Tafsir yang lebih kontekstual ini sejalan dengan semangat keadilan dalam Islam. Dalam Surah An-Nisa, Allah berfirman:
"...يَآ أَيُّهَا ٱلَّذِينَ ءَامَنُوا۟ كُونُوا۟ قَوَّٰمِينَ لِلَّهِ شُهَدَاءَ بِٱلْقِسْط"
"Wahai orang-orang yang beriman, jadilah kamu sebagai penegak keadilan, menjadi saksi karena Allah, sekalipun terhadap dirimu sendiri atau ibu bapa dan kaum kerabatmu..." (QS. An-Nisa: 135).

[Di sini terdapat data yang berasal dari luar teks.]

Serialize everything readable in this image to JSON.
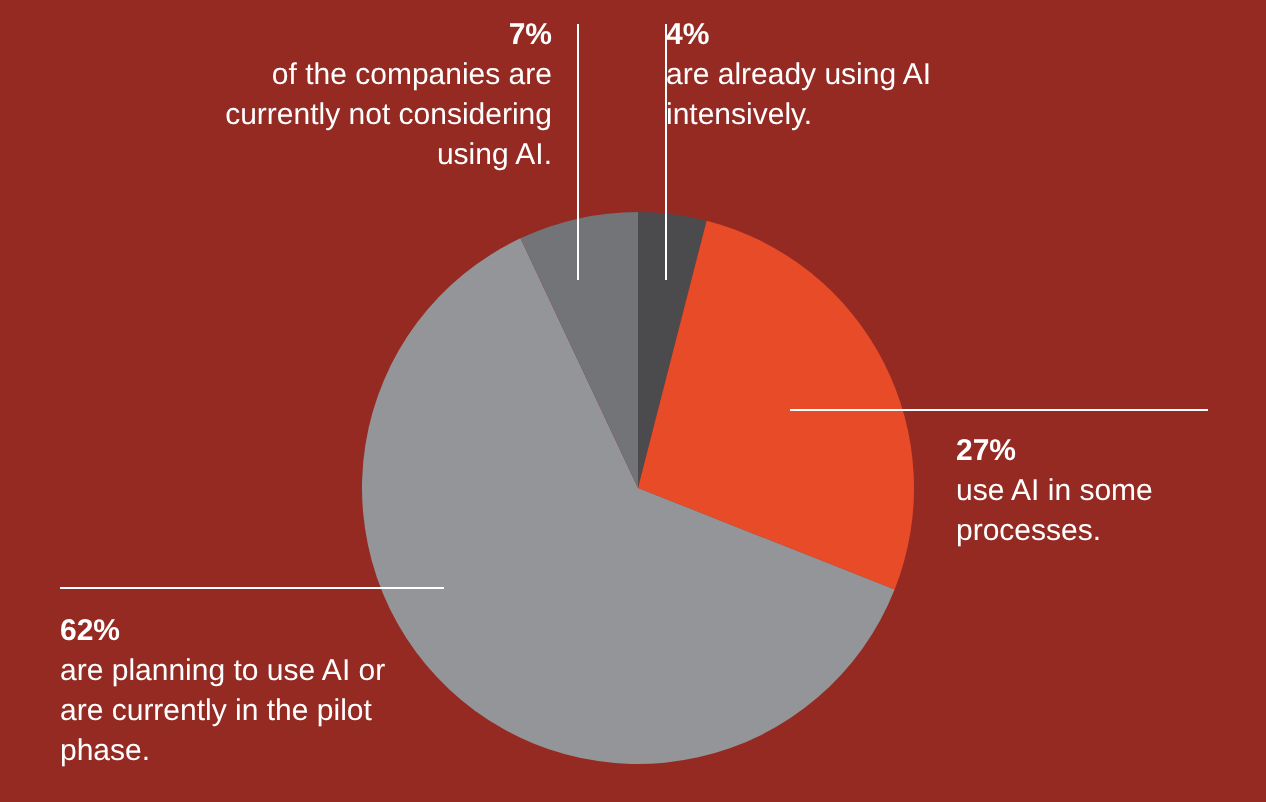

Ayat ini menegaskan bahwa keadilan harus ditegakkan tanpa memandang siapa yang menjadi saksi, baik itu laki-laki atau perempuan. Keadilan dalam Islam tidak tergantung pada gender, tetapi pada niat dan integritas untuk mengungkapkan kebenaran.
Dengan demikian, meskipun surat Al-Baqarah ayat 282 mengatur tentang dua wanita sebagai saksi setara satu lelaki, dalam konteks zaman sekarang, jika seorang perempuan memiliki pengetahuan dan kemampuan yang sama dengan seorang lelaki dalam hal tertentu, maka kesaksiannya harus diterima dengan pertimbangan yang adil dan proporsional. Konsep ini berorientasi pada tujuan syariat Islam untuk menegakkan keadilan bagi semua umat, tanpa melihat jenis kelamin.
Kesaksian dua wanita yang setara dengan satu lelaki dalam Islam bukanlah bentuk diskriminasi, melainkan merupakan aturan yang berakar pada konteks sosial dan budaya pada masa turunnya ayat tersebut. Dengan pemahaman yang lebih mendalam dan kontekstual, serta penyesuaian terhadap realitas zaman modern, aturan ini tidak lagi memandang gender sebagai hal utama dalam kesaksian. Sebaliknya, yang lebih penting adalah kualitas dan kompetensi saksi dalam memberikan kesaksian yang benar. Prinsip keadilan dalam Islam tetap relevan dan memberikan ruang bagi perempuan untuk berperan setara dengan laki-laki, asalkan berdasarkan kapasitas dan keahlian yang dimilikinya.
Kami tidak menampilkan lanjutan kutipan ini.